The Clinical Services Journal reports on a new technique, developed by Mr Elrasheid Saed and colleagues, for the closed reduction of supracondylar humeral fractures in children.
Supracondylar humeral fractures in children are common.1,2 They are usually encountered between the age of five and eight3 and account for around 60% of all elbow fractures in this age group,4 owing to the fact that, in the first decade of life, the tensile strength of the collateral ligaments and joint capsule of the elbow are greater than the bone itself.5 There are two types of supracondylar fracture, extension and flexion, with extension being the most common. The position of the limb and hand during a fall will determine the type of fracture sustained. The commonest mechanism of the injury is a fall onto the outstretched hand.

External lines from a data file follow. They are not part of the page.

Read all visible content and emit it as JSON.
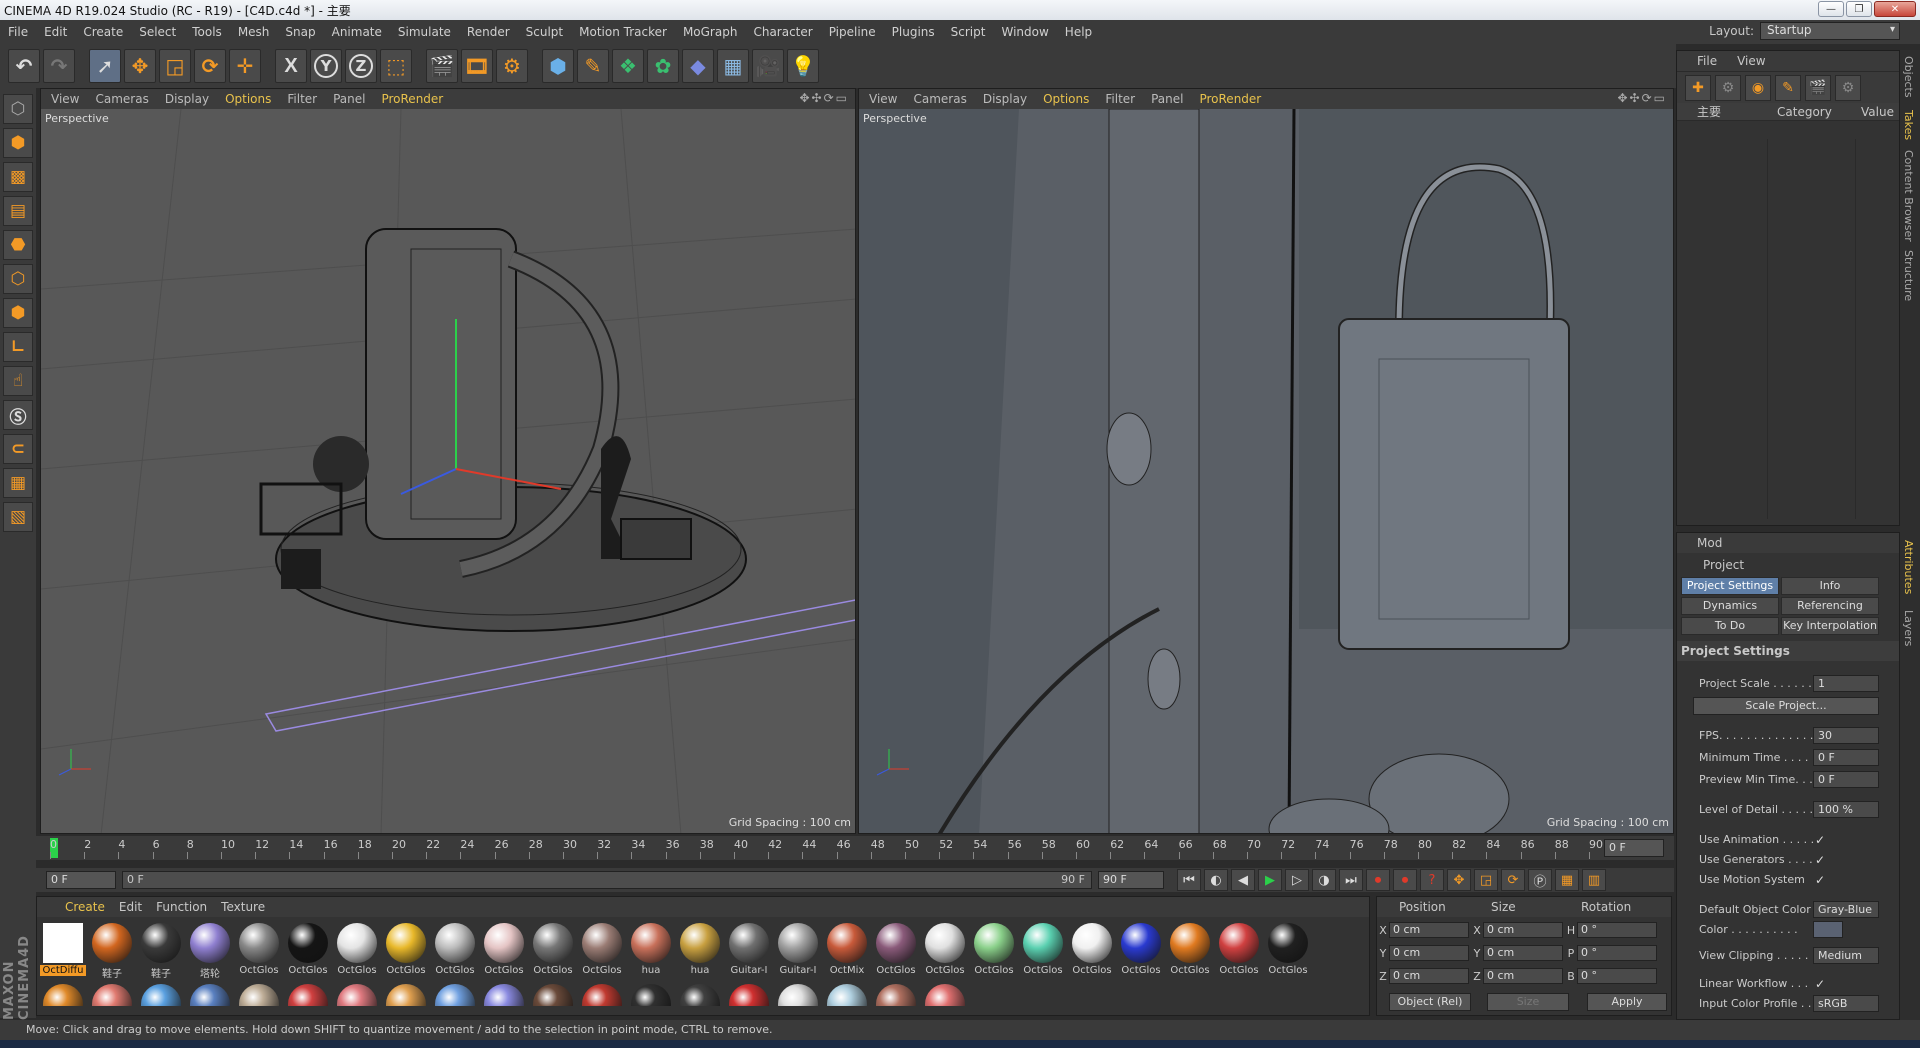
{
  "window": {
    "title": "CINEMA 4D R19.024 Studio (RC - R19) - [C4D.c4d *] - 主要"
  },
  "menu": [
    "File",
    "Edit",
    "Create",
    "Select",
    "Tools",
    "Mesh",
    "Snap",
    "Animate",
    "Simulate",
    "Render",
    "Sculpt",
    "Motion Tracker",
    "MoGraph",
    "Character",
    "Pipeline",
    "Plugins",
    "Script",
    "Window",
    "Help"
  ],
  "layout": {
    "label": "Layout:",
    "value": "Startup"
  },
  "toolbar": {
    "x": "X",
    "y": "Y",
    "z": "Z"
  },
  "viewport_menu": {
    "view": "View",
    "cameras": "Cameras",
    "display": "Display",
    "options": "Options",
    "filter": "Filter",
    "panel": "Panel",
    "prorender": "ProRender"
  },
  "viewport_left": {
    "label": "Perspective",
    "grid": "Grid Spacing : 100 cm"
  },
  "viewport_right": {
    "label": "Perspective",
    "grid": "Grid Spacing : 100 cm"
  },
  "timeline": {
    "ticks": [
      "0",
      "2",
      "4",
      "6",
      "8",
      "10",
      "12",
      "14",
      "16",
      "18",
      "20",
      "22",
      "24",
      "26",
      "28",
      "30",
      "32",
      "34",
      "36",
      "38",
      "40",
      "42",
      "44",
      "46",
      "48",
      "50",
      "52",
      "54",
      "56",
      "58",
      "60",
      "62",
      "64",
      "66",
      "68",
      "70",
      "72",
      "74",
      "76",
      "78",
      "80",
      "82",
      "84",
      "86",
      "88",
      "90"
    ],
    "current": "0 F",
    "start": "0 F",
    "slider_start": "0 F",
    "slider_end": "90 F",
    "end": "90 F"
  },
  "materials": {
    "menu": {
      "create": "Create",
      "edit": "Edit",
      "function": "Function",
      "texture": "Texture"
    },
    "items": [
      {
        "name": "OctDiffu",
        "color": "#ffffff"
      },
      {
        "name": "鞋子",
        "color": "#d2661f"
      },
      {
        "name": "鞋子",
        "color": "#3a3a3a"
      },
      {
        "name": "塔轮",
        "color": "#8f7fd0"
      },
      {
        "name": "OctGlos",
        "color": "#888888"
      },
      {
        "name": "OctGlos",
        "color": "#151515"
      },
      {
        "name": "OctGlos",
        "color": "#e4e4e4"
      },
      {
        "name": "OctGlos",
        "color": "#e8b82a"
      },
      {
        "name": "OctGlos",
        "color": "#bcbcbc"
      },
      {
        "name": "OctGlos",
        "color": "#e4c4c4"
      },
      {
        "name": "OctGlos",
        "color": "#777777"
      },
      {
        "name": "OctGlos",
        "color": "#9a7c74"
      },
      {
        "name": "hua",
        "color": "#c8705a"
      },
      {
        "name": "hua",
        "color": "#c8a040"
      },
      {
        "name": "Guitar-I",
        "color": "#707070"
      },
      {
        "name": "Guitar-I",
        "color": "#a0a0a0"
      },
      {
        "name": "OctMix",
        "color": "#c85a3a"
      },
      {
        "name": "OctGlos",
        "color": "#8a5a7a"
      },
      {
        "name": "OctGlos",
        "color": "#e0e0e0"
      },
      {
        "name": "OctGlos",
        "color": "#8ad08a"
      },
      {
        "name": "OctGlos",
        "color": "#5ad0b0"
      },
      {
        "name": "OctGlos",
        "color": "#f0f0f0"
      },
      {
        "name": "OctGlos",
        "color": "#2a3ad0"
      },
      {
        "name": "OctGlos",
        "color": "#e07a20"
      },
      {
        "name": "OctGlos",
        "color": "#d04040"
      },
      {
        "name": "OctGlos",
        "color": "#202020"
      }
    ],
    "row2_colors": [
      "#e08a2a",
      "#e07a70",
      "#5aa0e0",
      "#5a80c0",
      "#bfae98",
      "#d04040",
      "#e07a80",
      "#e0a050",
      "#70a0e0",
      "#8a8ae0",
      "#6a4a3a",
      "#c03a30",
      "#303030",
      "#404040",
      "#d03030",
      "#e0e0e0",
      "#b0d0e0",
      "#b07060",
      "#e07070"
    ]
  },
  "coordinates": {
    "position": "Position",
    "size": "Size",
    "rotation": "Rotation",
    "rows": [
      {
        "l1": "X",
        "v1": "0 cm",
        "l2": "X",
        "v2": "0 cm",
        "l3": "H",
        "v3": "0 °"
      },
      {
        "l1": "Y",
        "v1": "0 cm",
        "l2": "Y",
        "v2": "0 cm",
        "l3": "P",
        "v3": "0 °"
      },
      {
        "l1": "Z",
        "v1": "0 cm",
        "l2": "Z",
        "v2": "0 cm",
        "l3": "B",
        "v3": "0 °"
      }
    ],
    "mode": "Object (Rel)",
    "size_mode": "Size",
    "apply": "Apply"
  },
  "objects": {
    "menu": {
      "file": "File",
      "view": "View"
    },
    "cols": {
      "main": "主要",
      "category": "Category",
      "value": "Value"
    }
  },
  "attributes": {
    "menu": "Mod",
    "project": "Project",
    "tabs": [
      "Project Settings",
      "Info",
      "Dynamics",
      "Referencing",
      "To Do",
      "Key Interpolation"
    ],
    "section": "Project Settings",
    "project_scale_label": "Project Scale . . . . . .",
    "project_scale": "1",
    "scale_btn": "Scale Project...",
    "fps_label": "FPS. . . . . . . . . . . . . .",
    "fps": "30",
    "min_time_label": "Minimum Time . . . . .",
    "min_time": "0 F",
    "preview_min_label": "Preview Min Time. . .",
    "preview_min": "0 F",
    "lod_label": "Level of Detail . . . . .",
    "lod": "100 %",
    "use_anim": "Use Animation . . . . .",
    "use_gen": "Use Generators . . . .",
    "use_motion": "Use Motion System",
    "check": "✓",
    "def_color_label": "Default Object Color",
    "def_color": "Gray-Blue",
    "color_label": "Color . . . . . . . . . .",
    "clipping_label": "View Clipping . . . . .",
    "clipping": "Medium",
    "linear_label": "Linear Workflow . . .",
    "input_profile_label": "Input Color Profile . .",
    "input_profile": "sRGB"
  },
  "sidetabs": [
    "Objects",
    "Takes",
    "Content Browser",
    "Structure",
    "Attributes",
    "Layers"
  ],
  "status": "Move: Click and drag to move elements. Hold down SHIFT to quantize movement / add to the selection in point mode, CTRL to remove."
}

There is evidence that this is due to the production of a bending moment by the olecranon on the distal humerus after a fall on the extended arm.6 The flexion type of fracture, however, usually results from a direct fall forcing the elbow into flexion.7 Extension type supracondylar fractures have been classifed by Gartland 8 primarily by the degree of displacement. Type I is an undisplaced fracture, type II is a hinge fracture with the posterior cortex intact and type III is a completely displaced fracture. Wilkins further sub classifies the type III group9 into III A and III B. Sub type III-A represents a distal fragment rotated posteromedially and sub type III-B rotated posterolaterally. The conventional treatment for a stable fracture is to place the elbow in a flexed position in a sling or an above elbow back slab.10 Unstable type II and III fractures, however, require anatomical reduction and stable fixation, usually with percutaneous Kirschner wires.11 There are numerous pinning techniques, each having their proponents.12-16 Two crossed Kirschner wires, one medial and one lateral, have been shown to be biomechanically superior to two lateral pins fixations in axial rotation.17,18 The treatment of displaced supracondylar fracture by closed reduction still remains a challenge. In recent years there has been an increasing trend for open operative fixation of these displaced fractures.19 Several methods have been described for closed reduction including longitudinal/ counter traction, Dunlop’s skin traction, skeletal traction in a brace, lateral external fixation, straight-arm lateral traction, and overhead olecranon traction.20-23
Standard technique for children
The standard technique for displaced humeral supracondylar fractures in children involves longitudinal counter traction with pin transfixation either open or closed.24,25 Achieving closed reduction can be a difficult task, and surgeons may have to resort to open reduction and fixation.19,26 Open reduction can caus more soft tissue damage and, of course, the risk of infection is higher than for a closed reduction. A new, consistently reproducible technique of closed reduction of type III extension supracondylar fractures has been undertaken at The Luton and Dunstable Hospital NHS Foundation Trust, led by orthopaedic surgeon Mr Elrasheid A Saed.